Pode-se perceber também, com o passar dos anos, uma crescente falta de regulamentação da profissão. Um exemplo dessa insuficiência seria a escassez de um conselho de jornalistas. Analisando tal situação, Franklin Valverde,  presidente do conselho de ética do Sindicato dos Jornalistas Profissionais no Estado de São Paulo (SJSP), reitera que, embora exista uma comissão de ética que cuida dos ataques contra a imprensa, ela não possui a capacidade de realizar fiscalizações.

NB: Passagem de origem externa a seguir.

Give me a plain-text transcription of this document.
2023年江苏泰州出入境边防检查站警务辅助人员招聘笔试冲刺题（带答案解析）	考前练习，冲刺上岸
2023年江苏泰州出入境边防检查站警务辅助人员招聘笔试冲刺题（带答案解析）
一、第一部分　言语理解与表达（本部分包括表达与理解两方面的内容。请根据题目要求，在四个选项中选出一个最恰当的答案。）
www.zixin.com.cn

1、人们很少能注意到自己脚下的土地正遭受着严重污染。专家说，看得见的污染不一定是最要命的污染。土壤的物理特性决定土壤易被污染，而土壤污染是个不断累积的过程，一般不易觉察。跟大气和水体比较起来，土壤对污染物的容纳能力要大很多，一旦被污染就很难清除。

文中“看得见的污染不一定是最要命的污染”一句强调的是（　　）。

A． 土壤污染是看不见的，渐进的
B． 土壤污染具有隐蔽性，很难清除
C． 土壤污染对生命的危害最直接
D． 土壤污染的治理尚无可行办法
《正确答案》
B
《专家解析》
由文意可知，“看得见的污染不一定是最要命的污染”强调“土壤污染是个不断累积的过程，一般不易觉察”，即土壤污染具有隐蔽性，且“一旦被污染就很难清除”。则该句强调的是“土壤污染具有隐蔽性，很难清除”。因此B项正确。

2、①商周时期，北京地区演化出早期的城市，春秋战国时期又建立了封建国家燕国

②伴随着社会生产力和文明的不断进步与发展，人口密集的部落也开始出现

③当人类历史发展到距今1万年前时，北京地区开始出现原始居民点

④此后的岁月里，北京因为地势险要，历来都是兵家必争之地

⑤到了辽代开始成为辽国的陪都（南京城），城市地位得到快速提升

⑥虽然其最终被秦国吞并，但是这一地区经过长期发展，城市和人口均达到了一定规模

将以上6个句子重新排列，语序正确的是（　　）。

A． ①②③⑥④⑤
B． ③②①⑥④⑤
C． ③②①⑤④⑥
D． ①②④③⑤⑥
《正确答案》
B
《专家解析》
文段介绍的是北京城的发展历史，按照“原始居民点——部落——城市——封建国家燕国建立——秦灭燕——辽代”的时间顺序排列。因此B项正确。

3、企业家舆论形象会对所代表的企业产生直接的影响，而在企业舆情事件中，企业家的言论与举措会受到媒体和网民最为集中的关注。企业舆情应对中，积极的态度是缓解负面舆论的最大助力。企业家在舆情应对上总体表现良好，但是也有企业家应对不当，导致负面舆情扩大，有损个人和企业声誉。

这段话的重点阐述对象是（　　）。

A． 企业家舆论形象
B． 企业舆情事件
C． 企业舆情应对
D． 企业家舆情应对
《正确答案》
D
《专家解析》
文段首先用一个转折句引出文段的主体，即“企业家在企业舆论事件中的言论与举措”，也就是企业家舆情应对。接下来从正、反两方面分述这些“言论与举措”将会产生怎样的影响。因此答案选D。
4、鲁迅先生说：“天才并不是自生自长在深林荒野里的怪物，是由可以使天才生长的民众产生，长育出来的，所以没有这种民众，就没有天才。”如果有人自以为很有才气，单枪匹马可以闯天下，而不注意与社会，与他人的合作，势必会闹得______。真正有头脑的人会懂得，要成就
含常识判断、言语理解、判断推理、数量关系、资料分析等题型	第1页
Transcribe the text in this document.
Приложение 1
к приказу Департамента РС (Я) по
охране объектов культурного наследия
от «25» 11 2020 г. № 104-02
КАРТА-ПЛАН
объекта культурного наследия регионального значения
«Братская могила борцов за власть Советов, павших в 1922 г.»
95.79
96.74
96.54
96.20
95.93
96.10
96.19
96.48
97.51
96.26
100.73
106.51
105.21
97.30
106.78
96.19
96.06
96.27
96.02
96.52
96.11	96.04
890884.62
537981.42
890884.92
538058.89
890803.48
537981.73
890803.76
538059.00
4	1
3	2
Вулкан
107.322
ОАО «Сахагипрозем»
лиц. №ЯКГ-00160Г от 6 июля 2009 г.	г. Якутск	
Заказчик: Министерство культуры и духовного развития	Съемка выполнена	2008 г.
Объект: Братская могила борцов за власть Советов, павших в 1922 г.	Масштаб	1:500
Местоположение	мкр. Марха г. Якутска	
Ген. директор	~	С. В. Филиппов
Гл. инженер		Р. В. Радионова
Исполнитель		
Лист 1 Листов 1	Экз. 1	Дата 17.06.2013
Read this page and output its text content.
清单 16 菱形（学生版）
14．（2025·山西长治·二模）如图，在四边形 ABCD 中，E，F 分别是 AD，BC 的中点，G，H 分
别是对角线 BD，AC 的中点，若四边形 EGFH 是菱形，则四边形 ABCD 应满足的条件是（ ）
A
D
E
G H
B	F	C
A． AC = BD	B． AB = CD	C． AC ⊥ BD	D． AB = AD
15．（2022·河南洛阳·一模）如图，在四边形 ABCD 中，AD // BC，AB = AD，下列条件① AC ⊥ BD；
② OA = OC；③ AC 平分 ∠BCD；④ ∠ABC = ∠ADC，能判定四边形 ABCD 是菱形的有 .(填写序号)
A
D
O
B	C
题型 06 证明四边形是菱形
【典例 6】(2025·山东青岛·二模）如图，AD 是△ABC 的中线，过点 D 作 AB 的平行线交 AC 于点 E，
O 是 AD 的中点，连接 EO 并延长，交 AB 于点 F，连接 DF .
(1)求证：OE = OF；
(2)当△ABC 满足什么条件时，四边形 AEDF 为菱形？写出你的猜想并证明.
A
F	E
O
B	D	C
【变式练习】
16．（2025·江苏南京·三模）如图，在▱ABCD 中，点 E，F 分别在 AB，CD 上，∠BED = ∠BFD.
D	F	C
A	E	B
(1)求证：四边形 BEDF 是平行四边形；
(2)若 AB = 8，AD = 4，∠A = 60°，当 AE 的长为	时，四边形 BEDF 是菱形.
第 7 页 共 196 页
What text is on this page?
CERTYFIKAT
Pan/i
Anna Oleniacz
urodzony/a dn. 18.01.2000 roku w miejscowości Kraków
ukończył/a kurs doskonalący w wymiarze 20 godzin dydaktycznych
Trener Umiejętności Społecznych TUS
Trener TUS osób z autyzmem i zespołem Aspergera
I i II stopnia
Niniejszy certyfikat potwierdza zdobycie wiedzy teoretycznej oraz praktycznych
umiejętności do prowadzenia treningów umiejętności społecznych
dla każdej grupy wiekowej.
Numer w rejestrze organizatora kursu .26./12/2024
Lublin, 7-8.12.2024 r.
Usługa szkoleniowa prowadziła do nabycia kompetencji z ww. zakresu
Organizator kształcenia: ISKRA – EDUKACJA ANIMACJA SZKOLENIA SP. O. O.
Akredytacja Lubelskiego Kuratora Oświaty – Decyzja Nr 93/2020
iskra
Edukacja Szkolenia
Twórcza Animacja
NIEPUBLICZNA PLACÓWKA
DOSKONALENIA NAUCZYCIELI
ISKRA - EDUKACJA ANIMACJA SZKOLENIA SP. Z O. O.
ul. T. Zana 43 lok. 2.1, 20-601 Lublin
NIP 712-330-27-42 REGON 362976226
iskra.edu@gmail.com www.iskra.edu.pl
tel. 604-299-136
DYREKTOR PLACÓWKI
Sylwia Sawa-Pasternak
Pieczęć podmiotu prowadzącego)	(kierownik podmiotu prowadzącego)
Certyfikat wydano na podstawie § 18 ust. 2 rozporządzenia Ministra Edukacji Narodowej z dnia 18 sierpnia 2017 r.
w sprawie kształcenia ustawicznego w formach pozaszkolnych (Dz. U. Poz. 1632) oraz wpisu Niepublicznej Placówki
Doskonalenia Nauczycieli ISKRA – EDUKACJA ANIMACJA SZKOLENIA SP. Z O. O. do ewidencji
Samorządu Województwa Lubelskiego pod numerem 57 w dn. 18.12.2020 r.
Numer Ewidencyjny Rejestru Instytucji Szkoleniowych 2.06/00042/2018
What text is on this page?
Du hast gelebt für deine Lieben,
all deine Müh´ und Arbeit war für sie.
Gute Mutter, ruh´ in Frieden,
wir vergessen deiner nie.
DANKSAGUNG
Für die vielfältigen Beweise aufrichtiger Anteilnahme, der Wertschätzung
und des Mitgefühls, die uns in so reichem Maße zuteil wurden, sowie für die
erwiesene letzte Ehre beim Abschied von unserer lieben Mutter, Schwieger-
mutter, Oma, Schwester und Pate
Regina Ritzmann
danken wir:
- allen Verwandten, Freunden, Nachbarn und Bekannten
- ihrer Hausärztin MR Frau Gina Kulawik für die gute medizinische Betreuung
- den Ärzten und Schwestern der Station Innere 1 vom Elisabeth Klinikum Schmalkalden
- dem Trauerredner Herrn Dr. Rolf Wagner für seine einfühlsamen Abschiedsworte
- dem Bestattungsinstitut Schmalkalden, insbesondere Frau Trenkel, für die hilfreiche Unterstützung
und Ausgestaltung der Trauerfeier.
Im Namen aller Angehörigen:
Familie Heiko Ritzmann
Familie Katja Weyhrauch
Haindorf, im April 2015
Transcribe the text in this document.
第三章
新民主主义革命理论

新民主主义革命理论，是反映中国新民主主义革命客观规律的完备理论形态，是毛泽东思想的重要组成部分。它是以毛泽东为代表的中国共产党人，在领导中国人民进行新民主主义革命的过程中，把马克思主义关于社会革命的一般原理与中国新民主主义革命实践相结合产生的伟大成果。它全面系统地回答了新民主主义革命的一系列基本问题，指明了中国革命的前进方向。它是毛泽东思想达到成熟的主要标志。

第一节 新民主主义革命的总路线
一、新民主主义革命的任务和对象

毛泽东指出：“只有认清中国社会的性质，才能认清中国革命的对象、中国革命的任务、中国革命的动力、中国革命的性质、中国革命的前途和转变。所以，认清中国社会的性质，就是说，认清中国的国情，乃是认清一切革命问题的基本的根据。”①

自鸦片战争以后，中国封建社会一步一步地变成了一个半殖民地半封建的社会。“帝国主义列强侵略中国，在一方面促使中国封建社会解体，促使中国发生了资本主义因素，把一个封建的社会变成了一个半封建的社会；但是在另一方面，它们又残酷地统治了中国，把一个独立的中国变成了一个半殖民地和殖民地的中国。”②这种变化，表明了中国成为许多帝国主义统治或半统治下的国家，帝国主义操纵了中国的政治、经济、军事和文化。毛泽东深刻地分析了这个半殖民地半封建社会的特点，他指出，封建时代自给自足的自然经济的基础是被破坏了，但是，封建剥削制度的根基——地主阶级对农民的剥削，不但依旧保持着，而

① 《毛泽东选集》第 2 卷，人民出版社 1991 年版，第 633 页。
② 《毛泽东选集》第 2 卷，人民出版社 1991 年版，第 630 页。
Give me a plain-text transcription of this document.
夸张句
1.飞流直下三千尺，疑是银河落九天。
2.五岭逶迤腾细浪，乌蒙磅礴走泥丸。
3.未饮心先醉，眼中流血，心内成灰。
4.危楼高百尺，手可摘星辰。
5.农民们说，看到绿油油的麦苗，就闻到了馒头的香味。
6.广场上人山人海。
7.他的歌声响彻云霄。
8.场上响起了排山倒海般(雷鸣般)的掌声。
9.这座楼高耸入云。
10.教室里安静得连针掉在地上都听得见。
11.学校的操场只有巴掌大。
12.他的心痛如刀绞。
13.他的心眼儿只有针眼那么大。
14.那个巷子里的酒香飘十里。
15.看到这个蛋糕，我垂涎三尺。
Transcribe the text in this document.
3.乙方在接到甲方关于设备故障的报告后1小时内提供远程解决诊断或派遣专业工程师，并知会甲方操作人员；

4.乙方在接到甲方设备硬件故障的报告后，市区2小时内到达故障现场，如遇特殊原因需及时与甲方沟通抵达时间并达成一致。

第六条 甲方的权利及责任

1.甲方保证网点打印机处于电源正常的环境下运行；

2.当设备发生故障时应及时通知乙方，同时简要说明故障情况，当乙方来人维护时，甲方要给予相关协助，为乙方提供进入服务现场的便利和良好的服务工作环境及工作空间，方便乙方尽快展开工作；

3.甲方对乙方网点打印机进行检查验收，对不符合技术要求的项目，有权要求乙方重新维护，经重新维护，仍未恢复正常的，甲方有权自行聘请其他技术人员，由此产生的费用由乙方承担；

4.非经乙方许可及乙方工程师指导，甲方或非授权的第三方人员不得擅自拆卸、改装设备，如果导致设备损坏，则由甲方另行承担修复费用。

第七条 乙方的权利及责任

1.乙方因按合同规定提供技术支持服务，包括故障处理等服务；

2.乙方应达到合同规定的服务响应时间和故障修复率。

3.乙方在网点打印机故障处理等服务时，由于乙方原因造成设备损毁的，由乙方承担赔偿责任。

Somada a essa questão, o órgão é vinculado a sindicatos e também não possui pleno poder de agir e tomar medidas efetivas contra tais ataques. Ele ainda afirma: “A pena máxima que se pode dar para alguém que infringe o código de ética do jornalismo é a expulsão do quadro do sindicato. Se o jornalista em questão não está sindicalizado, então a medida é completamente ineficaz.”

Assim, é inexistente um conjunto profissional de membros periodistas os quais consigam gerenciar melhor as crises vividas pelos profissionais. “Não temos um conselho de ética, temos uma comissão de ética. Seria bom se tivéssemos um conselho, algo profissional. Isso ajudaria muito na defesa da profissão e na ética da prática profissional”, afirma Valverde.

A não-obrigatoriedade de um diploma de jornalismo para exercer a profissão é outro ponto que corrobora para a desvalorização da imprensa, segundo o presidente do conselho de ética do SJSP: “No Brasil, depois que a exigência de diplomas específicos parou de ser necessária, o jornalismo virou ‘campo de qualquer um’, e isso afeta demais a qualidade profissional do jornalismo exercido no país”.

A repórter Patrícia dos Santos crê que a internet teve um papel fundamental no estímulo da descredibilização do setor: “A credibilidade que existia antigamente no jornalismo foi quebrada pela internet, porque há uma impressão de que todo mundo pode falar e dar notícias”. Para ela, o diferencial do jornalista é o compromisso com a verdade, e é isso que o torna tão essencial na sociedade.